Littérature Québecoises

Barcelo, François

Cadavres. Éd. Gallimard, 1998, 213 p.

Un drôle de matricide

Depuis vingt-cinq ans, François Barcelo raconte des aventures rocambolesques tournant autour d'un grave événement impliquant des personnages caricaturaux. Pour ce polar, un jeune campagnard de la région de Lanaudière tue sa mère qui lui en a donné l'ordre.

Le héros est bien embêté par son crime parce qu'il doit conduire sa voiture d'une main, se servant de l'autre pour empêcher la pluie de s'engouffrer par le trou laissé par une première balle, qui a raté la cible assise à côté de lui. Pour se débarrasser du cadavre, il appelle sa sœur de Montréal pour qu'elle vienne l'aider à inhumer le corps dans la cave afin de ne pas éveiller les soupçons.

On se bidonne avec cet enterrement qui compose le point focal de ce roman. Au cadavre de la mère s'en joignent d'autres qu'on emmène enroulés dans des tapis. Ainsi la cave se transforme en cimetière auquel il apporte le décorum qui convient à un tel lieu. Les policiers et le curé rendront nerveux le héros avec leurs visites impromptues, qui se situeront toutefois dans l'ordre de la courtoisie. Le dilemme est de savoir comment le matricide passe comme une lettre à la poste.

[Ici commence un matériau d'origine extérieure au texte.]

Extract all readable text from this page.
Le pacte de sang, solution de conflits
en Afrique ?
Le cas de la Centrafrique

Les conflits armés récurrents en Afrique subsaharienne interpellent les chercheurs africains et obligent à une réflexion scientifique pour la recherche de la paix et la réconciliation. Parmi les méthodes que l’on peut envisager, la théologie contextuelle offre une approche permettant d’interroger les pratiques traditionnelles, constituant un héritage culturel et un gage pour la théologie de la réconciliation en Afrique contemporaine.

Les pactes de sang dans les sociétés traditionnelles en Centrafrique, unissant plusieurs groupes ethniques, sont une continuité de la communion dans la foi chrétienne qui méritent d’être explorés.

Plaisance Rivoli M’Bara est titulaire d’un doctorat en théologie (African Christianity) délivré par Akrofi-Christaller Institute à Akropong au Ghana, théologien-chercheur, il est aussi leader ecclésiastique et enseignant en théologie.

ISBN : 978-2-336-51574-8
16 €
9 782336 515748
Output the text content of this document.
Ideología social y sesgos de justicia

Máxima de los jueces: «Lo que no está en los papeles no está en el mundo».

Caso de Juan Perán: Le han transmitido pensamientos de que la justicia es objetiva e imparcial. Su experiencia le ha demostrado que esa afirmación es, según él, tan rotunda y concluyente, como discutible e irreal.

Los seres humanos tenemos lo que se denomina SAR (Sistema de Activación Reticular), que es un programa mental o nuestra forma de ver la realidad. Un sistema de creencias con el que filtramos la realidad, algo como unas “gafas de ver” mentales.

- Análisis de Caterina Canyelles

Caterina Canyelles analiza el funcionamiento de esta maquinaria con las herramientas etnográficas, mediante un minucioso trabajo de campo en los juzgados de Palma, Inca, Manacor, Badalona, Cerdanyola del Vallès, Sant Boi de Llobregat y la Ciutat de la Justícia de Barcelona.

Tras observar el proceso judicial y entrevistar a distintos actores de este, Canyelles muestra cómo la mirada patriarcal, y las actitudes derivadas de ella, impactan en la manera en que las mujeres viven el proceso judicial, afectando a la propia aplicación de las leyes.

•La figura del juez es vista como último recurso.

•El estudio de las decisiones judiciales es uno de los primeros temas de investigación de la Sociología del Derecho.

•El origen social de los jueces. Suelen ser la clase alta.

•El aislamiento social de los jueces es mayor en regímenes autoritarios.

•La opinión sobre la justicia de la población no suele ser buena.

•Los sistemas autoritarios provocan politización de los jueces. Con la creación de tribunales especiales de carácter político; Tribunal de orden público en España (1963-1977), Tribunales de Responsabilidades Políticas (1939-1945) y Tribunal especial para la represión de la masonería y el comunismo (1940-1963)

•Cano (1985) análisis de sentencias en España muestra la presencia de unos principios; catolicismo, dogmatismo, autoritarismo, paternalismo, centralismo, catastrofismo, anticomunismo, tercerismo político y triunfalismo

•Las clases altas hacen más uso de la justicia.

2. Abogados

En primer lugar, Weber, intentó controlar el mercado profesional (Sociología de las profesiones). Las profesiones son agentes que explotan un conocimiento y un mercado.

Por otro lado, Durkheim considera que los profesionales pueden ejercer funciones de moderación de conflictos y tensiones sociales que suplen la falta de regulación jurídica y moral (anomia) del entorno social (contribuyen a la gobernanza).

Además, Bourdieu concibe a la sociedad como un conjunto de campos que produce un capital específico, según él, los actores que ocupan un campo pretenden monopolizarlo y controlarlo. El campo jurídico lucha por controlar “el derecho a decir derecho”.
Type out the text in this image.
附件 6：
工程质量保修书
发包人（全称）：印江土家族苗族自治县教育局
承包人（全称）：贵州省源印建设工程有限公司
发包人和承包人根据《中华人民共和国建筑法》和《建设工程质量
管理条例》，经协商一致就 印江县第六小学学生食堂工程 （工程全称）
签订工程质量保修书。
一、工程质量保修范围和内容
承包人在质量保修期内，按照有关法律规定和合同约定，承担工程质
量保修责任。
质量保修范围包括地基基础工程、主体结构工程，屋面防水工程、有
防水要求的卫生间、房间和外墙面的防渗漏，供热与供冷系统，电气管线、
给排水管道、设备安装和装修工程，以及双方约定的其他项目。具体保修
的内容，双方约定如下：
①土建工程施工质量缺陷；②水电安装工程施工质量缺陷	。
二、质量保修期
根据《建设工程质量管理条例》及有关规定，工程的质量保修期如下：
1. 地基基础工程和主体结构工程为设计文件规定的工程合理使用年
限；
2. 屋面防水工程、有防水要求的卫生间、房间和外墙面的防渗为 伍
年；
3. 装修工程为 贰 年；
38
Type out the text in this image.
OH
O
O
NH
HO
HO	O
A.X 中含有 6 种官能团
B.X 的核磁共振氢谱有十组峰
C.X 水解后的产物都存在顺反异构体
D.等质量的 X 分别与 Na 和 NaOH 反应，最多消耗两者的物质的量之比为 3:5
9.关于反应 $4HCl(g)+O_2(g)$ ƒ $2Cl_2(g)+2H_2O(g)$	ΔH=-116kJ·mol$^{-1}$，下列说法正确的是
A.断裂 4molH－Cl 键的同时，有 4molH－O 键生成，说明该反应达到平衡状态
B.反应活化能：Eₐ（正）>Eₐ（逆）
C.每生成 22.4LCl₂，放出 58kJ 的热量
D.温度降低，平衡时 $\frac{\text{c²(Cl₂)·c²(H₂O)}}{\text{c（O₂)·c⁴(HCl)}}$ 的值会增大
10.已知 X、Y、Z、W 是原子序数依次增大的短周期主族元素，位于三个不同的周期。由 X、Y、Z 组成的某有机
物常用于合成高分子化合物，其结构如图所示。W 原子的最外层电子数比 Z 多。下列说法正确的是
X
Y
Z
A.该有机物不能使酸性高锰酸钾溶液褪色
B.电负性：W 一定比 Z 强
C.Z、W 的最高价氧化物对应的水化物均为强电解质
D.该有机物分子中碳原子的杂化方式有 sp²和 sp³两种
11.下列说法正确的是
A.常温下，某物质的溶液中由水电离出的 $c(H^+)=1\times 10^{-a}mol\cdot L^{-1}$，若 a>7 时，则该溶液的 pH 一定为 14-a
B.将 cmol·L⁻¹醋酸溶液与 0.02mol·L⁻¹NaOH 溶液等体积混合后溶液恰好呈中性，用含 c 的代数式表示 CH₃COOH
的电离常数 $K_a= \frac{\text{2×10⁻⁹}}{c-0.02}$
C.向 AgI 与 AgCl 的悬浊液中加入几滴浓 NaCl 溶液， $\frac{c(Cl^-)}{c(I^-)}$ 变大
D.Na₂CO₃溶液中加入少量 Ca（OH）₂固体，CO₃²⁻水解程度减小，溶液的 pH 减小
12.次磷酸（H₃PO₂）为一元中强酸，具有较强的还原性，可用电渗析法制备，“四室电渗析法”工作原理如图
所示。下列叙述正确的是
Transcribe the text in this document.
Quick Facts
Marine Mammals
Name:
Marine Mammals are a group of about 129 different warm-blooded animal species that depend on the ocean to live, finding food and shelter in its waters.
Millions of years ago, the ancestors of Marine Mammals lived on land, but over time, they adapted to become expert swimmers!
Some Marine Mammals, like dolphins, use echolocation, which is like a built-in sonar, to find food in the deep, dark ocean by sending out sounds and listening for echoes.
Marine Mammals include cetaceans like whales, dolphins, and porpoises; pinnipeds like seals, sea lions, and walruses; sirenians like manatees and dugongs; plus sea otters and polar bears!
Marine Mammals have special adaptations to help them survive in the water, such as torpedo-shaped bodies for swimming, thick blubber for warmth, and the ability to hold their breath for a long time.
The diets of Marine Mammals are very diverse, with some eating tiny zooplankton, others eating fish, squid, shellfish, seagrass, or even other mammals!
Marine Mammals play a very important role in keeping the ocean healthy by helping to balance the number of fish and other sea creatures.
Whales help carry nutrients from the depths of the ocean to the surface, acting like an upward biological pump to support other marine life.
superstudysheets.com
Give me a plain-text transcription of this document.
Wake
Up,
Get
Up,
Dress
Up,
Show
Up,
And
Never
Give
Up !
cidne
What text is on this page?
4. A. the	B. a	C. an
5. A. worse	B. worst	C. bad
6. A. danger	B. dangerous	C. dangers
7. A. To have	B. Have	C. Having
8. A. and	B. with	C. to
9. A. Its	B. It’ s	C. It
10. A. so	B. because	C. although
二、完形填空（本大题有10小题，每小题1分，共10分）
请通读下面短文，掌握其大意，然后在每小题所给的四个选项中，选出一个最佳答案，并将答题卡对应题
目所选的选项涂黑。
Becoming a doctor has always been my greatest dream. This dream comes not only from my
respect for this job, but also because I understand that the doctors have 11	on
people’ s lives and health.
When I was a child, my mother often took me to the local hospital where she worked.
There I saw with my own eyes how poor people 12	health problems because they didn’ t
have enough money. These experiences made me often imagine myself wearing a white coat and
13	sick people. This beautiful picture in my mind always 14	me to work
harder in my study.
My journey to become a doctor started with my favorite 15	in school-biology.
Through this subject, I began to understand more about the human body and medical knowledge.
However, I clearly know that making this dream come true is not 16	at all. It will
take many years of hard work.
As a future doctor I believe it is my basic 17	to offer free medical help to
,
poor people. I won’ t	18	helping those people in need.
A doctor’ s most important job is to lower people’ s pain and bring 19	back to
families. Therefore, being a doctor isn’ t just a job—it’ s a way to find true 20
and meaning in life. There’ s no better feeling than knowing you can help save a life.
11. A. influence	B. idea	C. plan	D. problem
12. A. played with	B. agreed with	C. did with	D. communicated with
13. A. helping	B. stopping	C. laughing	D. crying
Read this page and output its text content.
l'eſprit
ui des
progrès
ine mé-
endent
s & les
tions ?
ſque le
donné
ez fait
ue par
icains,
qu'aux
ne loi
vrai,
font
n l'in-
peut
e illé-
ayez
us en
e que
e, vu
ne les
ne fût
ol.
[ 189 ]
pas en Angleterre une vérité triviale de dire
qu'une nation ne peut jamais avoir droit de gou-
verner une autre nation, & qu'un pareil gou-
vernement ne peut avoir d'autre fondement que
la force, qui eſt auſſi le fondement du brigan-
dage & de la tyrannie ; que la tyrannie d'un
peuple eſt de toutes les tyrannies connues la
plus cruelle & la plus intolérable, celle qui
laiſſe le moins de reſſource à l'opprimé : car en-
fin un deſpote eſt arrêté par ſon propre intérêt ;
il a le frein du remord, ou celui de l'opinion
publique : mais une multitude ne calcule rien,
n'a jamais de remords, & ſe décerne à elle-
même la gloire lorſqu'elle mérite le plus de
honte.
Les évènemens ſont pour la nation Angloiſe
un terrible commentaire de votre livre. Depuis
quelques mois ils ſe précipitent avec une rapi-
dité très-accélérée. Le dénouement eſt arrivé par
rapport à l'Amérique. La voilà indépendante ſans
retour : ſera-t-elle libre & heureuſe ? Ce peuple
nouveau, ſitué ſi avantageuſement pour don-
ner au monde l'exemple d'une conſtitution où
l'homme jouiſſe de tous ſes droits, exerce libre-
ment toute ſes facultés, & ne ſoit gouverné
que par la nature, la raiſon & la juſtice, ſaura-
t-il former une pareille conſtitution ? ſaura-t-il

À l'exception de l'enterrement, le reste m'a paru très faible. Et les plus sérieux trouveront l'humour facile. Il reste que l'auteur est un bon conteur, qui semble s'amuser en écrivant ses histoires loufoques. Mais cette fois-ci, sa paresse, qu'il admet lui-même, ne rend pas l'œuvre crédible comme c'était le cas pour les autres du même genre.